Jiri Kosina wrote:
> On Fri, 18 Nov 2005, Jiri Kosina wrote:
>
>> I can see happening something similar since last saturday, as can be
>> seen on
>> http://goc.grid.sinica.edu.tw/gstat/praguelcg2/GIISQuery_Usage_cpu_.html
>> It improved on Tuesday when I completely killed and restarted all the
>> slapd daemons on CE, but still had outages (seemed to be regular at
>> 0,6,12 and 18 o'clock). During this night, without me performing any
>> intervention, the outage neighter on 0,6 and 12 happened (this can
>> also be seen from the graph on the URL above).
>
>
> Uhm, according to
> http://goc.grid.sinica.edu.tw/gstat/praguelcg2/GIISQuery_Usage_cpu_.html
> it seems I have fixed it (or at least there was no BDII outage for ~12
> hours, which is very good result compared to the frequency of previous
> outages).
>
> Hm, now, the way how I fixed it is quite strange and I actually don't
> yet fully understand why this fixes the issue :) What I have done was
> removing both setpgrp() calls from the lcg-info-generic perl script. I
> initially found out that when the script is executed from midnight
> commander, it hangs. I debugged it to those two calls hanging (I
> actually don't understand how setpgrp() might block yet, I will look
> into kernel sources).
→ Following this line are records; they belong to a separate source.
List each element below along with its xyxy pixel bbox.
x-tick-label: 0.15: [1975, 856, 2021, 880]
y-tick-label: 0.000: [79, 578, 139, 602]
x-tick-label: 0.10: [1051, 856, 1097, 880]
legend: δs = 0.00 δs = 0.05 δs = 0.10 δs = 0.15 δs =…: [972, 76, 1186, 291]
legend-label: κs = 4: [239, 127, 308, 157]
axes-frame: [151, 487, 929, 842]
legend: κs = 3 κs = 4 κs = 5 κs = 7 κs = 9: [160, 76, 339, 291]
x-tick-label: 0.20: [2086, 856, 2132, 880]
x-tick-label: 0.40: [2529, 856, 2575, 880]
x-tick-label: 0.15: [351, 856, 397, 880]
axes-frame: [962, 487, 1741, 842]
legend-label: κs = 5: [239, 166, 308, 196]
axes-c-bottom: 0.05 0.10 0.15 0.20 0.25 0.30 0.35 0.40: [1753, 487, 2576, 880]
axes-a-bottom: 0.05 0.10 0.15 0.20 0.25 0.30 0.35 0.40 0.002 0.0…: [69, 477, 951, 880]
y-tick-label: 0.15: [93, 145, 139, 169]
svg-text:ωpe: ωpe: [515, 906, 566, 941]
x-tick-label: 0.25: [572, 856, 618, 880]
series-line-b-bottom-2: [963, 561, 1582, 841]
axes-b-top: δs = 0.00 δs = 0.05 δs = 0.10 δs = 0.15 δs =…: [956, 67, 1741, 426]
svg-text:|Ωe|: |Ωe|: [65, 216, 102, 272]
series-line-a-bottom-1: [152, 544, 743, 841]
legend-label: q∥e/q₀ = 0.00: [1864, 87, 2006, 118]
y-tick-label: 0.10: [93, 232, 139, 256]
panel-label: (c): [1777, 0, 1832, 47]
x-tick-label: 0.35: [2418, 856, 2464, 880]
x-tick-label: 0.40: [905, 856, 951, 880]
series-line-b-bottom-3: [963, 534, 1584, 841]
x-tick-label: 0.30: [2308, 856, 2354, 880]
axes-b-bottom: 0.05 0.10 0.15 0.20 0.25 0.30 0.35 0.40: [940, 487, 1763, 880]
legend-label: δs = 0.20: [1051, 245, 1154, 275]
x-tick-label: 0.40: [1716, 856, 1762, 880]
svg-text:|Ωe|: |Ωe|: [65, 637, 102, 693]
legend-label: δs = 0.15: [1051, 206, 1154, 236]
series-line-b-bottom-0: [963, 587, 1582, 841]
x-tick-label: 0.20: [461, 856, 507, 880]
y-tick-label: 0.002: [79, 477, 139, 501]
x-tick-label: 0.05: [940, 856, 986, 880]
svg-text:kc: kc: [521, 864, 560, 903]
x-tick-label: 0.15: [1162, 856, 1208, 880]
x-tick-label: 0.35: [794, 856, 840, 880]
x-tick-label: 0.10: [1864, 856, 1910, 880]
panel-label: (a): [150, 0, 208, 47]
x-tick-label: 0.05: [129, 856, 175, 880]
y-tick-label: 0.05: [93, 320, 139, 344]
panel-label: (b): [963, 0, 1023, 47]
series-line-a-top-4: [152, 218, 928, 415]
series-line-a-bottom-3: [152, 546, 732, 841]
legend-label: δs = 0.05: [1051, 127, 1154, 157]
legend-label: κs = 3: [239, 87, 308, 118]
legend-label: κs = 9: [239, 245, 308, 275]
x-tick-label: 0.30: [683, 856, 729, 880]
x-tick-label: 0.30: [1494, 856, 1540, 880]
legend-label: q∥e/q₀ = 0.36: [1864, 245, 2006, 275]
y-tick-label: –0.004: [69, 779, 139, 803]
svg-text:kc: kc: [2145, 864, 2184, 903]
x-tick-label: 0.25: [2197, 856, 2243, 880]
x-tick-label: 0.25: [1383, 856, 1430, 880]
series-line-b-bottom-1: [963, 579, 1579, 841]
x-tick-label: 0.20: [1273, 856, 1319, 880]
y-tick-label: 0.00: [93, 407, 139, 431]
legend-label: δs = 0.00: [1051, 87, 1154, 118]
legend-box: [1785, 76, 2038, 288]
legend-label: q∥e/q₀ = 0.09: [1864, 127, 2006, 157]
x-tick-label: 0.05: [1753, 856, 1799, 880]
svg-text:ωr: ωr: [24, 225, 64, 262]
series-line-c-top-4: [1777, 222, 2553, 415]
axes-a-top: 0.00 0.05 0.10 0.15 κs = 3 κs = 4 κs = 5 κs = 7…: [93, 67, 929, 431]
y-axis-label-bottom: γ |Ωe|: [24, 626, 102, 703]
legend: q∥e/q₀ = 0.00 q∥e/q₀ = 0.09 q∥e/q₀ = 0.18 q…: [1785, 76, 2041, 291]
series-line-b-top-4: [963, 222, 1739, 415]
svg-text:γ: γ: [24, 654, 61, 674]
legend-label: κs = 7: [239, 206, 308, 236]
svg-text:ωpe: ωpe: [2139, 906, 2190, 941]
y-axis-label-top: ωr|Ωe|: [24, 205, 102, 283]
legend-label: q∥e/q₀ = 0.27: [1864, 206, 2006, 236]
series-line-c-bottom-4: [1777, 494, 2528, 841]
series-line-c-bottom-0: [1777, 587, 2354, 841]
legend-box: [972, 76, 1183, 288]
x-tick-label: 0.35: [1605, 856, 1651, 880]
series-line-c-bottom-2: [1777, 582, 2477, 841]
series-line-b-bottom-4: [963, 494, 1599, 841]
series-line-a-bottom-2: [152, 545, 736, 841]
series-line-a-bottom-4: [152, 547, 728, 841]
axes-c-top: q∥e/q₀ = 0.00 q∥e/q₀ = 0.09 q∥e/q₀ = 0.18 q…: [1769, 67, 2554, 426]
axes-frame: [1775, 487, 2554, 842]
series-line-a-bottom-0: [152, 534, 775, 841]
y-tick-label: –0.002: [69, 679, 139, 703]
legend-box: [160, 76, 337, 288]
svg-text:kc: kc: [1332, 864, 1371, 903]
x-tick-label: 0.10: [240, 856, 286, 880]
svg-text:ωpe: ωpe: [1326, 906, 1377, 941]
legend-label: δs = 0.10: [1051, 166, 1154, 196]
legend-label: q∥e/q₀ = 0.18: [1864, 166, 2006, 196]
After commenting them out, the script runs
> smoothly from midnight commander and also the BDII outages _seem_ to
> have been fixed.
Are you sure the setpgrp() calls themselves were hanging, or was it
rather an I/O involving the terminal afterwards?
If the process group is not the same as that of the terminal, and if
you have done something like "stty tostop" (check with "stty -a"),
the background process will hang on an I/O with the terminal.
Now, since lcg-info-generic is called by the MDS GRIS, it suggests
that /etc/init.d/globus-mds is not careful enough to dissociate the
slapd from the terminal. You can open a bug for that.
|